Additional Information

Further analysis of the problem revealed the ics_dyn process to crash and automatically restart, and having the touch file"/var/novell/.dumpcore" in place was possible to collect and analyze the core dumps obtained at every crash.

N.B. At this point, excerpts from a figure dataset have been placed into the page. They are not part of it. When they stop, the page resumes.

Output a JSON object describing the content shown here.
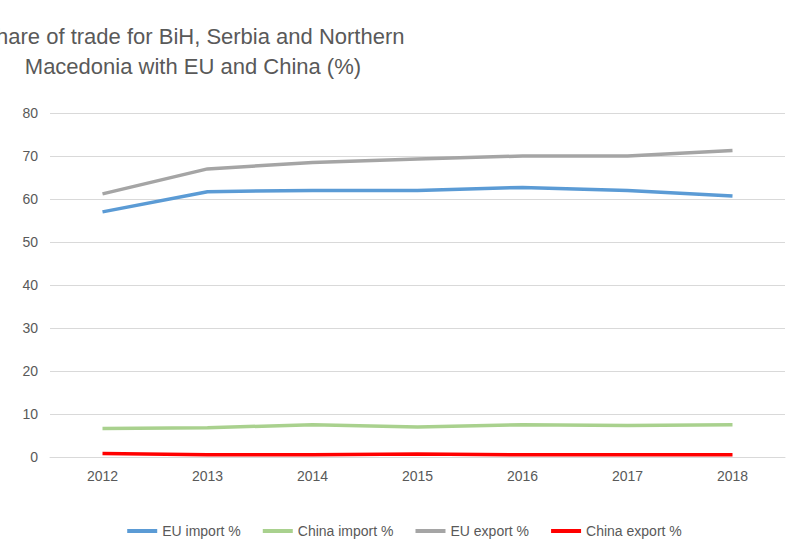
{
  "chart_data": {
    "type": "line",
    "title": "Share of trade for BiH, Serbia and Northern\nMacedonia with EU and China (%)",
    "categories": [
      "2012",
      "2013",
      "2014",
      "2015",
      "2016",
      "2017",
      "2018"
    ],
    "series": [
      {
        "name": "EU import %",
        "color": "#5b9bd5",
        "values": [
          57,
          61.7,
          62,
          62,
          62.7,
          62,
          60.7
        ]
      },
      {
        "name": "China import %",
        "color": "#a9d18e",
        "values": [
          6.6,
          6.8,
          7.5,
          7,
          7.5,
          7.3,
          7.5
        ]
      },
      {
        "name": "EU export %",
        "color": "#a5a5a5",
        "values": [
          61.2,
          67,
          68.5,
          69.3,
          70,
          70,
          71.3
        ]
      },
      {
        "name": "China export %",
        "color": "#ff0000",
        "values": [
          0.8,
          0.5,
          0.5,
          0.7,
          0.5,
          0.5,
          0.5
        ]
      }
    ],
    "ylim": [
      0,
      80
    ],
    "yticks": [
      0,
      10,
      20,
      30,
      40,
      50,
      60,
      70,
      80
    ],
    "grid": true,
    "legend": "bottom",
    "marker": "none"
  }
}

Here follows the back trace obtained form the core dumps, please note that in order to obtain this exact back trace the core need to be analysed having the proper symbols loaded:

Core was generated by `/opt/novell/bin/ics_dyn -t 0 -i 0 -m 25 -d -l -C 1 -M'. Program terminated with signal 11, Segmentation fault.
#0 SCacheFree (pCache=0xfd64e4, pObject=0x9a1fbc00) at scache.cc:2366
2366 scache.cc: No such file or directory.
in scache.cc

#0 SCacheFree (pCache=0xfd64e4, pObject=0x9a1fbc00) at scache.cc:2366
#1 0x87fbb8c5 in NWUtilFree (pMem=0x9a1fbc04) at scache.cc:2522
#2 0x87411a86 in SendUrl (wpRb=0x91887024) at /home/schoi/build_sles11/LinuxAccessGateway~AccessManager3.1_SP3_IR/LinuxAccessGateway/legacy/s_proxy/bmwps.c:3483
#3 0x87412755 in WpParseLoop (wpRb=0x91887024) at /home/schoi/build_sles11/LinuxAccessGateway~AccessManager3.1_SP3_IR/LinuxAccessGateway/legacy/s_proxy/bmwps.c:3978
#4 0x87412848 in BMWPSParseSendData (segment=0xfd64e4, rb=0x91887024) at /home/schoi/build_sles11/LinuxAccessGateway~AccessManager3.1_SP3_IR/LinuxAccessGateway/legacy/s_proxy/bmwps.c:4343
#5 0x8741292d in WPFilterRoutineCB (filterContext=0x92041a24,dataBuffer=0x9aaaaed0) at /home/schoi/build_sles11/LinuxAccessGateway~AccessManager3.1_SP3_IR/LinuxAccessGateway/legacy/s_proxy/bmwps.c:493

#6 0x87465a40 in CachedWebItem::writeData (this=0xa58f71cc,pBufSeg=0x9aaaaed0) at /home/schoi/build_sles11/LinuxAccessGateway~AccessManager3.1_SP3_IR/LinuxAccessGateway/legacy/s_proxy/s_cos/webcache.cpp:5016
#7 0x85b5ec16 in HttpFillResponseDataStreamManager::finishProcessData (context=0x9d4a9724, event=0x9cff3444) at /home/schoi/build_sles11/LinuxAccessGateway~AccessManager3.1_SP3_IR/LinuxAccessGateway/vcp/s_dataStream/HttpFillResponseDataStreamManager.cpp:391
#8 0x85b5fe9a in HttpDataStreamEventQueue::callback (context=0xa4ec6a24) at /home/schoi/build_sles11/LinuxAccessGateway~AccessManager3.1_SP3_IR/LinuxAccessGateway/vcp/s_dataStream/HttpDataStreamEvent.cpp:153
#9 0xb7f5f447 in _ExecuteWork (thread=0xb41fb1b0, work=0xa4ec6a24) at sysapi.c:637
#10 0xb7f5fff7 in _WorkThreadMain (param=0xb7f69780) at sysapi.c:909
#11 0xb7f5beee in threadMain (args=0xb41fb1b0) at nksthread.c:161
#12 0xb7d221b5 in start_thread () from /lib/libpthread.so.0
#13 0xb7e073be in clone () from /lib/libc.so.6



As mentioned earlier, the issue in this scenario was a combination of SCACHE memory allocation errors caused from memory leaks, and a rewriter problem related to dynamic pages and chucked response.

In case you think that your system is suffering the same problem and after that the touch files reported in the Resolution section of this document you still suffer the symptoms described, then please open a Service Request with Novell Technical Support referencing this TID.